The concept of lifestyles was introduced by the German sociologist Max Weber (1864–1920), who studied various consumer groups (1). The concept consisted of two parts. The first part was life chances (Lebenschancen), which indicated the likelihood that an individual would achieve his or her goals given certain factors over which the person had little control. These factors involved access to resources, both tangible (food, clothing and shelter) and intangible (education and health care). Life chances overlapped somewhat with what is known today as socioeconomic status. The other part of the term was life conduct (Lebensführung), which dealt with choice and self-direction in a person’s behaviour. In the translation of Weber’s work Class, Status, Party from German to American English, the original meaning of ‘life chances’ was subsumed in the term ‘lifestyle’, an error that has since been criticised.
Self-proclaimed experts and health professionals tell us how to lose weight by living a healthy lifestyle, but conceptualising lifestyle has a dark side that can have an increasingly negative impact on health. Many people may feel they do not measure up. A US study found that only 11 % of the population satisfied the criteria for a healthy lifestyle, and those with the most lifestyle risk factors were people of a lower socioeconomic status (2).
Having a normal weight and being physically active and a non-smoker with a healthy diet and a moderate alcohol intake is good for a person’s health. According to a meta-analysis, the presence of four of these five factors reduces the risk of death by 66 % over a 13-year period (3). However, lifestyle correlates with socioeconomic status (4), and people of a lower socioeconomic status have a higher prevalence of overweight and obesity (5). Interventions and recommendations that only involve exercise and diet can contribute to greater inequalities in health.

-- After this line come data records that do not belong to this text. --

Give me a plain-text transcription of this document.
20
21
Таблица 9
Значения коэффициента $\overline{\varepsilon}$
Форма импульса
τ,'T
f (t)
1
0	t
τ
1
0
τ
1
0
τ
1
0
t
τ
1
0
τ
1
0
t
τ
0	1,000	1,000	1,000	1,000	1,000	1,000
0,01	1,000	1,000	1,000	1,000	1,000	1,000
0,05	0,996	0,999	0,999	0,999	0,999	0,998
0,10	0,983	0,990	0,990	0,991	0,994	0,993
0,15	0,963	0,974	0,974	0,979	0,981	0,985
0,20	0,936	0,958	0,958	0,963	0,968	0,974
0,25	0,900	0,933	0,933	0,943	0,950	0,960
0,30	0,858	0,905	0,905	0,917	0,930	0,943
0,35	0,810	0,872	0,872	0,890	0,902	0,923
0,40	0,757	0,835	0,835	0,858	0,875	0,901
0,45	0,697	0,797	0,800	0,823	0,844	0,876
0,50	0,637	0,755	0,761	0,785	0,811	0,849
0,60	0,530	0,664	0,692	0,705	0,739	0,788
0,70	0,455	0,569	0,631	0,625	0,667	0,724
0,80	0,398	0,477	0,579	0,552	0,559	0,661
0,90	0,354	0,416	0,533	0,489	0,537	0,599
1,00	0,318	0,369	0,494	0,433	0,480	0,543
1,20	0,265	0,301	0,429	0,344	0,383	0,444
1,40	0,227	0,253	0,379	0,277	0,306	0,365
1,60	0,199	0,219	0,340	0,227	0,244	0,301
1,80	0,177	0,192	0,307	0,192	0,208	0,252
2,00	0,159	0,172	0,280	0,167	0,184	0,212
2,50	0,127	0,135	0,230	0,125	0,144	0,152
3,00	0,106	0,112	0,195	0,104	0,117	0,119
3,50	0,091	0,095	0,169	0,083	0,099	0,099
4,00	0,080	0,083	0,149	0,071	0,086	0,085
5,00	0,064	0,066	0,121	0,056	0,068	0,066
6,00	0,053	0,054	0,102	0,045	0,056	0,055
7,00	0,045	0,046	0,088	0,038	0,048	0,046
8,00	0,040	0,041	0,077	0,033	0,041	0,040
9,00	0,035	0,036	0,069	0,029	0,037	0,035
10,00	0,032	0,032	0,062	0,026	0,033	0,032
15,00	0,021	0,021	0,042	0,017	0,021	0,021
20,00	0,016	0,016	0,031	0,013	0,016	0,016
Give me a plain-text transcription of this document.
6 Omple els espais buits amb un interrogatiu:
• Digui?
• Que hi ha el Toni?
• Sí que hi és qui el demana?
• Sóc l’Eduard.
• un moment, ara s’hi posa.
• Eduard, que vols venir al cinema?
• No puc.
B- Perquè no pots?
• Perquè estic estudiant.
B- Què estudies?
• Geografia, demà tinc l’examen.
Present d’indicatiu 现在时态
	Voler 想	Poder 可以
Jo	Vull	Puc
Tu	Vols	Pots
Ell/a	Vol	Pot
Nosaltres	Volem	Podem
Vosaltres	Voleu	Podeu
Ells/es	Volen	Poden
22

Exercise programmes and dietary weight-loss classes tend to attract people who are already interested in exercise and diet, while those who need them the most do not participate (6).
The misconception that overweight and obesity are simply a matter of willpower can, in the worst case, become an added burden for those affected
Social and psychological factors, such as chronic stress, adverse childhood experiences and emotional strain, are also associated with overweight and obesity (7). The more negative experiences a person had as a child, the more illness he or she will experience as an adult (8). Societal attitudes about people with obesity cause many to feel shame (9). Lifestyles, as the concept is applied today, implies a personal responsibility for a weight problem. This can intensify feelings of shame (10), which is a response to the constant reminders of failing to live up to society’s standards for exercise and diet. Internalising these attitudes and feelings of shame can promote unhealthy coping strategies, which in turn can lead to more overweight and obesity.
The misconception that overweight and obesity are simply a matter of willpower can, in the worst case, become an added burden for those affected. The causes of overweight and obesity are complex. Genetic and epigenetic systems are part of a dynamic interaction with environmental factors, living conditions and a social framework that determines behaviour (11). ‘Life chances’ should reclaim its role in the ‘lifestyles’ concept. When meeting patients with overweight and obesity, it is important to take into account their life histories and previous experiences, not only how often they exercise and how many calories they consume. In order to fight weight gain among the population, interventions should be targeted towards social structures, in arenas that reach everyone, regardless of socioeconomic status – and preferably as early in life as possible. The focus on lifestyle has not made a difference. Now we must improve people’s life chances.